When ground into dust, these converters can earn thieves hundreds in southern Africa.
Catalytic platinum is big business now
HARARE, Zimbabwe—Parked behind 50 other cars in front of a gas station in Bulawayo’s Central Business District, early on a Friday morning, 30-year-old Henry Chinula flicks through a magazine he keeps in the car to kill time while waiting for his turn to fill up.
Outside, a middle-aged man with dreadlocks and a brown jacket unexpectedly leans near his closed window and offers a greeting. Chinula hesitantly lowers the window just below his eyes in case it is a distraction for a robbery. To his surprise, the man starts mumbling about exhaust pipe dust and dishonest mechanics who steal from oblivious vehicle owners.
The man offers Chinula what he claims is a good deal in U.S. dollars on his catalytic converter. Many ordinary Zimbabweans have been impoverished due to the economic meltdown and have turned to buying catalytic converters to resell them in Harare. Some businesses, including landlords, have stopped accepting local currency, since its value continues to plummet.
A catalytic converter is part of the emission control system located in a box on the exhaust pipe under a car. More technically, “A catalytic converter is an exhaust emission control device that reduces toxic gases and pollutants in exhaust gas from an internal combustion engine into less toxic pollutants by catalyzing a reduction and oxidation reaction into less harmful gases such as carbon dioxide, water and nitrogen gas,” said Lawrence Mashungu, a climate change mitigation and renewable energy expert who works in the Climate Change Management Department of Zimbabwe’s Ministry of Lands, Agriculture, Water, Climate and Rural Resettlement.
Removing catalytic converters is a booming business in Zimbabwe because the dust they give off is rich in platinum, palladium, rhodium and sometimes gold that can be easily sold in markets in Zambia and South Africa where they can fetch more than $200, Wellington Madumira, a lobby and advocacy officer for the Zimbabwe Regional Environment Organization (ZERO), told Zenger News.
Some catalytic converter dealer groups, such as “Procatzim,” advertise on Facebook that high-end models can fetch car owners up to $170, while ordinary ones are worth $100. Once removed or damaged, it generally costs between $1,000 to $2,500 to replace the catalytic converter on a vehicle.
“It must be noted that most of the cars that we have in Zimbabwe are from developed countries such as Japan, China, Singapore, the U.K., and the U.S.A.,” Mashungu said. “They are being dumped here mainly because they would have failed the emission level tests in those jurisdictions.”
In Zimbabwe, there is a huge desire to own cars, leading to a rise in imports, specifically of used Japanese cars. The country now has more than 900,000, according to transport minister Joel Biggie Matiza.
“Across the country, there has been a scramble for catalytic converters found in cars imported from Japan since 2019. Most motorists are unaware that dubious mechanics have since made a killing off of the devices taken from their cars,” he said.
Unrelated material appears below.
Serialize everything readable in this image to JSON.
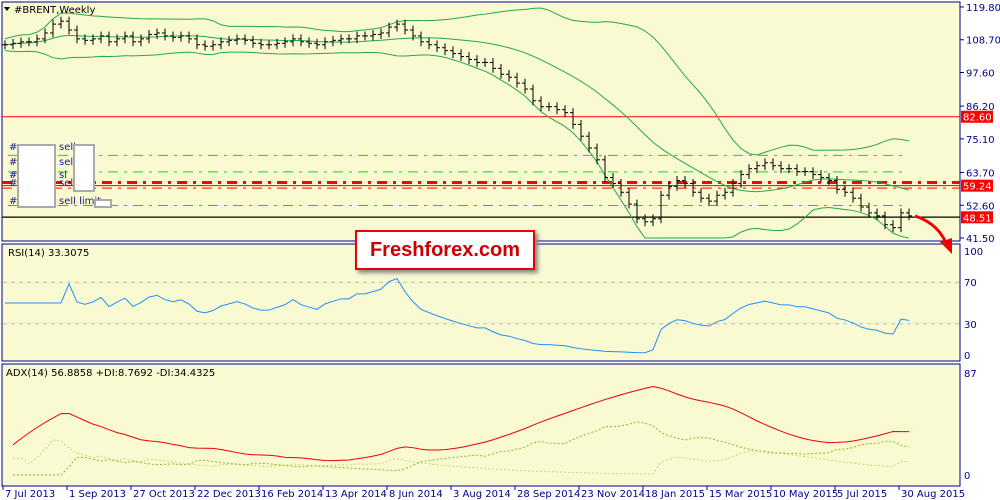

Motorist Tapfuma Machakaire said he was duped by a mechanic who led him to believe that the removal of the catalytic converter improves engine efficiency . “As we speak, my car doesn’t have the catalytic converter device because it was removed by the mechanic. I was lucky to be present during my car’s exhaust repairs when the mechanic removed it and told me he was going to pay me $65 USD for the powder,” he said.
Amkela Sidange Vellah, the environmental education and publicity manager for the Environmental Management Agency, has warned against removing catalytic devices, saying it is dangerous to the environment.
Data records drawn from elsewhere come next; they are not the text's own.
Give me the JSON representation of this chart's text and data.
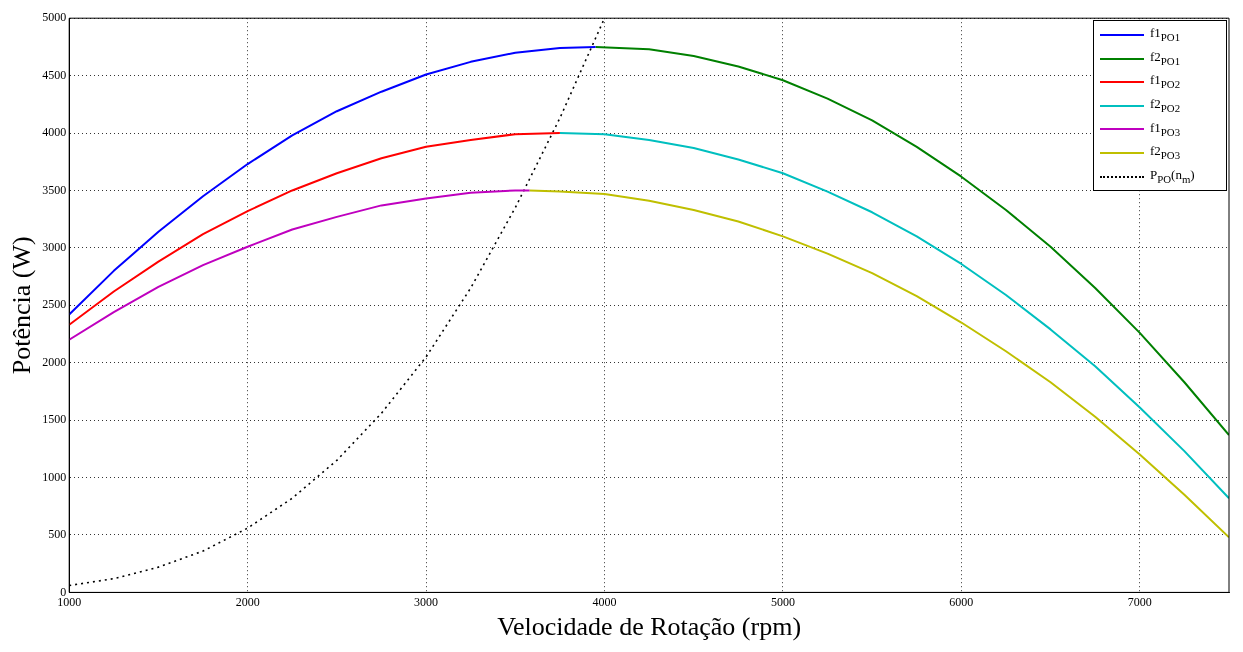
{
  "chart_data": {
    "type": "line",
    "xlabel": "Velocidade de Rotação (rpm)",
    "ylabel": "Potência (W)",
    "xlim": [
      1000,
      7500
    ],
    "xticks": [
      1000,
      2000,
      3000,
      4000,
      5000,
      6000,
      7000
    ],
    "ylim": [
      0,
      5000
    ],
    "yticks": [
      0,
      500,
      1000,
      1500,
      2000,
      2500,
      3000,
      3500,
      4000,
      4500,
      5000
    ],
    "grid": true,
    "legend": "top right",
    "marker": "none",
    "line_style": "solid",
    "series": [
      {
        "name": "f1$_{PO1}$",
        "color": "#0000ff",
        "x": [
          1000,
          1250,
          1500,
          1750,
          2000,
          2250,
          2500,
          2750,
          3000,
          3250,
          3500,
          3750,
          3950
        ],
        "values": [
          2420,
          2800,
          3140,
          3450,
          3730,
          3980,
          4190,
          4360,
          4510,
          4620,
          4700,
          4740,
          4750
        ]
      },
      {
        "name": "f2$_{PO1}$",
        "color": "#008000",
        "x": [
          3950,
          4250,
          4500,
          4750,
          5000,
          5250,
          5500,
          5750,
          6000,
          6250,
          6500,
          6750,
          7000,
          7250,
          7500
        ],
        "values": [
          4750,
          4730,
          4670,
          4580,
          4460,
          4300,
          4110,
          3880,
          3620,
          3330,
          3010,
          2650,
          2260,
          1830,
          1370
        ]
      },
      {
        "name": "f1$_{PO2}$",
        "color": "#ff0000",
        "x": [
          1000,
          1250,
          1500,
          1750,
          2000,
          2250,
          2500,
          2750,
          3000,
          3250,
          3500,
          3750
        ],
        "values": [
          2330,
          2620,
          2880,
          3120,
          3320,
          3500,
          3650,
          3780,
          3880,
          3940,
          3990,
          4000
        ]
      },
      {
        "name": "f2$_{PO2}$",
        "color": "#00bfbf",
        "x": [
          3750,
          4000,
          4250,
          4500,
          4750,
          5000,
          5250,
          5500,
          5750,
          6000,
          6250,
          6500,
          6750,
          7000,
          7250,
          7500
        ],
        "values": [
          4000,
          3990,
          3940,
          3870,
          3770,
          3650,
          3490,
          3310,
          3100,
          2860,
          2590,
          2290,
          1970,
          1610,
          1230,
          820
        ]
      },
      {
        "name": "f1$_{PO3}$",
        "color": "#bf00bf",
        "x": [
          1000,
          1250,
          1500,
          1750,
          2000,
          2250,
          2500,
          2750,
          3000,
          3250,
          3500,
          3580
        ],
        "values": [
          2200,
          2440,
          2660,
          2850,
          3010,
          3160,
          3270,
          3370,
          3430,
          3480,
          3500,
          3500
        ]
      },
      {
        "name": "f2$_{PO3}$",
        "color": "#bfbf00",
        "x": [
          3580,
          3750,
          4000,
          4250,
          4500,
          4750,
          5000,
          5250,
          5500,
          5750,
          6000,
          6250,
          6500,
          6750,
          7000,
          7250,
          7500
        ],
        "values": [
          3500,
          3490,
          3470,
          3410,
          3330,
          3230,
          3100,
          2950,
          2780,
          2580,
          2350,
          2100,
          1830,
          1530,
          1200,
          850,
          480
        ]
      },
      {
        "name": "P$_{PO}$(n$_{m}$)",
        "color": "#000000",
        "line_style": "dotted",
        "x": [
          1000,
          1250,
          1500,
          1750,
          2000,
          2250,
          2500,
          2750,
          3000,
          3250,
          3500,
          3750,
          4000
        ],
        "values": [
          60,
          120,
          220,
          360,
          560,
          820,
          1150,
          1560,
          2050,
          2650,
          3350,
          4130,
          5000
        ]
      }
    ]
  }
}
“When they are removed from cars, it means we are going to release more toxic gases and emissions into the atmosphere, which will impact the environment negatively,” she said.
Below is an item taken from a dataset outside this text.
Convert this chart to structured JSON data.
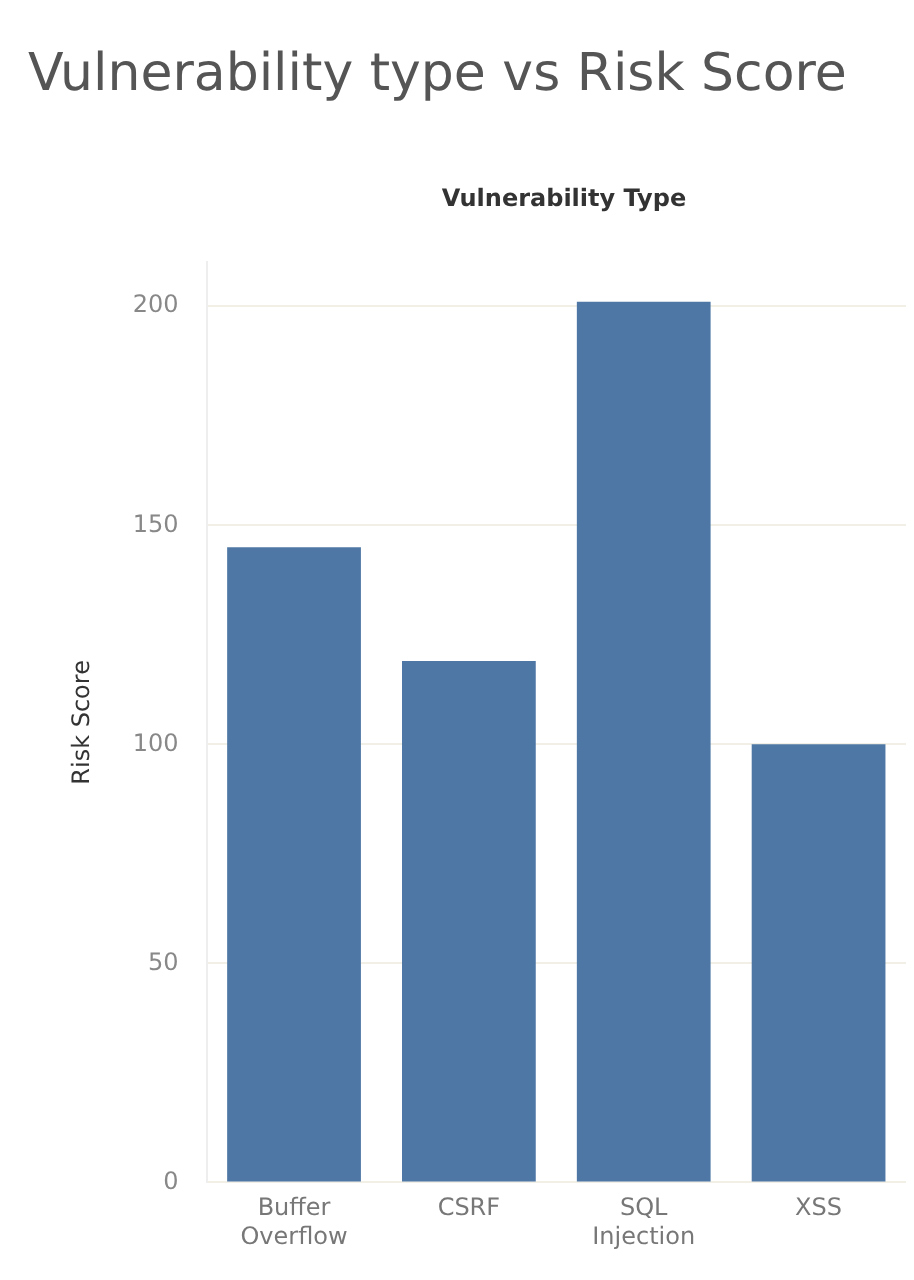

The total annual greenhouse gas emissions for Zimbabwe in 2016 was nearly 66 metric tons of CO2, according to data from Climate Watch.
Sidange Vellah said that Zimbabwean law mandates that the agency monitor and inspect vehicle exhaust emissions in the country, which could leave owners open to consequences.
“Those vehicles that are found emitting outside the specifications are either given an environmental protection order to repair their cars,” she said, “or are fined.”